А кроме этого письма, он так-таки ничего и не написал, не могли его заставить.
– Почему же Гарви не приехал вовремя, как вы думаете?
Где он живет?
– О, живет-то он в Англии, в Шеффилде, он там
проповедник, и в Америке никогда не бывал. Может, не успел собраться, а может,
и письма не получил совсем, почем знать!
– Жаль, жаль, что он так и не повидался с братьями
перед смертью, бедняга! Так, значит, вы едете в Орлеан?
– Да, но только это еще не все. В среду я уезжаю на
пароходе в Рио-де-Жанейро, там у меня дядя живет.
– Долгое, очень долгое путешествие! Зато какое
приятное! Я бы и сам с удовольствием поехал. Так Мэри-Джейн старшая? А другим
сколько лет?
– Мэри-Джейн девятнадцать лет, Сюзанне – пятнадцать, а
Джоанне еще нет четырнадцати – это та, что с заячьей губой и хочет заниматься
добрыми делами.
– Бедняжки! Каково им остаться одним на свете!
– Да нет, могло быть и хуже! У старика Питера есть
друзья, они не дадут девочек в обиду. Там и Гобсон – баптистский проповедник, и
дьякон Лот Хови, и Бен Рэкер, и Эбнер Шеклфорд, и адвокат Леви Белл, и доктор
Робинсон, и их жены, и вдова Бартли… и… да много еще, только с этими Питер был
всего ближе и писал о них на родину, так что Гарви знает, где ему искать
друзей, когда сюда приедет.
А старик все расспрашивал да расспрашивал, пока не вытянул
из паренька все дочиста. Провалиться мне, если он не разузнал всю подноготную
про этот самый город и про Уилксов тоже: и чем занимался Питер – он был
кожевник, и Джордж – а он был плотник, и Гарви – а он проповедник в какой-то
секте, и много еще чего. Потом и говорит:
– А почему это вы шли пешком до самого парохода?
– Потому что это большой орлеанский пароход и я боялся,
что он здесь не остановится. Если пароход сидит глубоко, он не останавливается
по требованию. Пароходы из Цинциннати останавливаются, а этот идет из
Сент-Луиса.
– А что, Питер Уилкс был богатый?
– Да, очень богатый: у него были и дома, и земля;
говорят, после него остались еще тысячи три-четыре деньгами, спрятанные где-то.
– Когда, вы сказали, он умер?
– Я ничего не говорил, а умер он вчера ночью.

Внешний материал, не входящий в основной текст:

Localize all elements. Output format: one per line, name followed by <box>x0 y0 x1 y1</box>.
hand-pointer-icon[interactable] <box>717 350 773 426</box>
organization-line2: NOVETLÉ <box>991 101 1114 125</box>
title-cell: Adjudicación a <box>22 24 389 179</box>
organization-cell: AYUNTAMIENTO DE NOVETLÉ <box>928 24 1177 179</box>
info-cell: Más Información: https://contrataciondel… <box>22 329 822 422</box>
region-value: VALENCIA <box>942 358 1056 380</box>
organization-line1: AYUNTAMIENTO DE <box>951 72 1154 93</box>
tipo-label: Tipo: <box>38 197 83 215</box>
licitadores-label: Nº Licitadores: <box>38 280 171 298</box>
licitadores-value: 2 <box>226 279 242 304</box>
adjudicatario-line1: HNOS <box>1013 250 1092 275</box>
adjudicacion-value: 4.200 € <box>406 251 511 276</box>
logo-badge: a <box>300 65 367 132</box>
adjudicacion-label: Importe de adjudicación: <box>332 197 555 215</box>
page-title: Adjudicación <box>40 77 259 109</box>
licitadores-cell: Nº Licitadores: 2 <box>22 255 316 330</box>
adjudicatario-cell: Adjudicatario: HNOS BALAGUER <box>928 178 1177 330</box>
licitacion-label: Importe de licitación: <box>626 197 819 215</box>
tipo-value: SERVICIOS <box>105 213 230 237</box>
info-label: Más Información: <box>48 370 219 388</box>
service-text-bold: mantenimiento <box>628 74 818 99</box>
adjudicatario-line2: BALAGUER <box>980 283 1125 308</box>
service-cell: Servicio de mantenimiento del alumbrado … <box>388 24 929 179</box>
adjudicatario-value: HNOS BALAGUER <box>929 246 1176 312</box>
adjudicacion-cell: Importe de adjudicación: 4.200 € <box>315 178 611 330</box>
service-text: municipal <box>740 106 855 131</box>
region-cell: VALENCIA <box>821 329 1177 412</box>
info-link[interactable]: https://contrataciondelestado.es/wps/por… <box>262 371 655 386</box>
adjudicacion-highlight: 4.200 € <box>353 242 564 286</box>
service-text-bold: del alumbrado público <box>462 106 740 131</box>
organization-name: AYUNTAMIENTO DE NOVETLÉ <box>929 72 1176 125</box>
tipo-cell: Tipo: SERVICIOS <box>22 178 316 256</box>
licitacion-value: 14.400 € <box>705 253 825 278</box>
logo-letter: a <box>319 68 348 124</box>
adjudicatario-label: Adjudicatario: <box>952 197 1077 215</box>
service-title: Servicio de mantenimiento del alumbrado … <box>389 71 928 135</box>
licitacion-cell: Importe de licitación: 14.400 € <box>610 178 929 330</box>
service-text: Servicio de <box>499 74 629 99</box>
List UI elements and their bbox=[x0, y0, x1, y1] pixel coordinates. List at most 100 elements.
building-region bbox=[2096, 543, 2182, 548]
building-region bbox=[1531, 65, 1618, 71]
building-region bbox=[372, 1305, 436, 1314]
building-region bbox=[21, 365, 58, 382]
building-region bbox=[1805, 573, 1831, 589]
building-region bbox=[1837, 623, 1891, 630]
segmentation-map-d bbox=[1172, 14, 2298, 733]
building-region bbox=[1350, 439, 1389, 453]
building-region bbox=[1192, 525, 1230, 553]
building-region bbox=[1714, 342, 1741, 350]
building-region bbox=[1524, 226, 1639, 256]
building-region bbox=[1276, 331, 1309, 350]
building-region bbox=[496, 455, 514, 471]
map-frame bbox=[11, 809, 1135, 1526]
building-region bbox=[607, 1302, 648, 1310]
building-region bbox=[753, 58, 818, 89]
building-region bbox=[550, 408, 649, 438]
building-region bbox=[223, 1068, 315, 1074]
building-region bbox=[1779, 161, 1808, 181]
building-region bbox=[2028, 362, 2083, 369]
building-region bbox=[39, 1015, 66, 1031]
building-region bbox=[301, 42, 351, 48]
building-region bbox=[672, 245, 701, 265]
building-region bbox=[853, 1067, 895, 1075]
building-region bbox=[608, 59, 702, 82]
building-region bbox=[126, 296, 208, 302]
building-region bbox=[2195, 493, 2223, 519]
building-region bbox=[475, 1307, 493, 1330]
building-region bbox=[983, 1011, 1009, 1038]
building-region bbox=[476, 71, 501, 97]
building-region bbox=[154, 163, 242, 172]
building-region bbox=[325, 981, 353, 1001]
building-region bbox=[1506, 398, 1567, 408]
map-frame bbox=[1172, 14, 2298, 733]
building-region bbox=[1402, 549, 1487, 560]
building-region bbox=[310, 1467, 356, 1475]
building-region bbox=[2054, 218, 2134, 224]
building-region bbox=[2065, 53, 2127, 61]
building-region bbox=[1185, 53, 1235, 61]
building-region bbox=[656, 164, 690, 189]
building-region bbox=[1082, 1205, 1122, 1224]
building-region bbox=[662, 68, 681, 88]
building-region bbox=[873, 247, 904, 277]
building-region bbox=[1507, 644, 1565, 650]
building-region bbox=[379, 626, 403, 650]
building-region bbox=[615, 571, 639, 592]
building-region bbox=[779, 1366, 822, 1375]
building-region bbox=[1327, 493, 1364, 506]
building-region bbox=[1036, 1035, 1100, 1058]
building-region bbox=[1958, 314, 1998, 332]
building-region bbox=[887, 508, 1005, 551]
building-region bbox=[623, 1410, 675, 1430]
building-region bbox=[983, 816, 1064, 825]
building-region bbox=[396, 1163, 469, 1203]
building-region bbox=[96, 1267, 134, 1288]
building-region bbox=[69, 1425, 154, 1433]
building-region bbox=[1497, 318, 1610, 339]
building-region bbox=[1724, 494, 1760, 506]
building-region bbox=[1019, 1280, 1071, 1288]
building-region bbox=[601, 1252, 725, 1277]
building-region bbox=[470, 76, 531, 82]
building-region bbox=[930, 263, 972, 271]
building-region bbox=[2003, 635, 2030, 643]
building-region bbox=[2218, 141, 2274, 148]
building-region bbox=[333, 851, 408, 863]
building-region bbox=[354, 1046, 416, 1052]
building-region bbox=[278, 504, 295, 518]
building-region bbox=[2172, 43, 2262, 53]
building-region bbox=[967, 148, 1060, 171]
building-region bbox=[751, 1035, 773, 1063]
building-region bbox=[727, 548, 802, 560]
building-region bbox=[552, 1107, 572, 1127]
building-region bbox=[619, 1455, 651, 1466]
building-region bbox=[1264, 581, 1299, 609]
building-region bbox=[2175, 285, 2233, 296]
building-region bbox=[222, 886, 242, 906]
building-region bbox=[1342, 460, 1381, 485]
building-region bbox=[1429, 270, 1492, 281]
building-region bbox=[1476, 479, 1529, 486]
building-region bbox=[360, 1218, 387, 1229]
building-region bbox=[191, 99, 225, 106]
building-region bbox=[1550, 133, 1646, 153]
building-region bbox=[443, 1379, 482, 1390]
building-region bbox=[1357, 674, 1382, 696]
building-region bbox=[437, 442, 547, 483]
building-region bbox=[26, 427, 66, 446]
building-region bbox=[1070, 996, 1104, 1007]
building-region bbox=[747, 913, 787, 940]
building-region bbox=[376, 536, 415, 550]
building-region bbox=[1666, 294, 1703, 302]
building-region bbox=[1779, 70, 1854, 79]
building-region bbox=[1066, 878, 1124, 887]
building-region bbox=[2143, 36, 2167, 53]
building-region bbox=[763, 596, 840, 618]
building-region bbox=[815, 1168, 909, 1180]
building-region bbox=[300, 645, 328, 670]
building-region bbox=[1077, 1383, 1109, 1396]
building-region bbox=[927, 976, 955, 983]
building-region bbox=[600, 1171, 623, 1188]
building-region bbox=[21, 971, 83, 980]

– Похороны, верно, завтра?
– Да, после полудня.
– Гм! Все это очень печально; но что же делать, всем
нам придется когда-нибудь умереть. Так что нам остается только готовиться к
этому часу: тогда мы можем быть спокойны.
– Да, сэр, это самое лучшее. Мать тоже всегда так говорила.
Когда мы причалили к пароходу, погрузка уже кончилась, и
скоро он ушел. Король ничего не говорил насчет того, чтобы подняться на борт;
так мне и не удалось прокатиться на пароходе. Когда пароход ушел, король
заставил меня грести еще с милю, а там вылез на берег в пустынном месте и
говорит:
– Поезжай живей обратно да доставь сюда герцога и новые
чемоданы. А если он поехал на ту сторону, верни его и привези сюда. Да скажи
ему, чтоб оделся как можно лучше. Ну, теперь ступай!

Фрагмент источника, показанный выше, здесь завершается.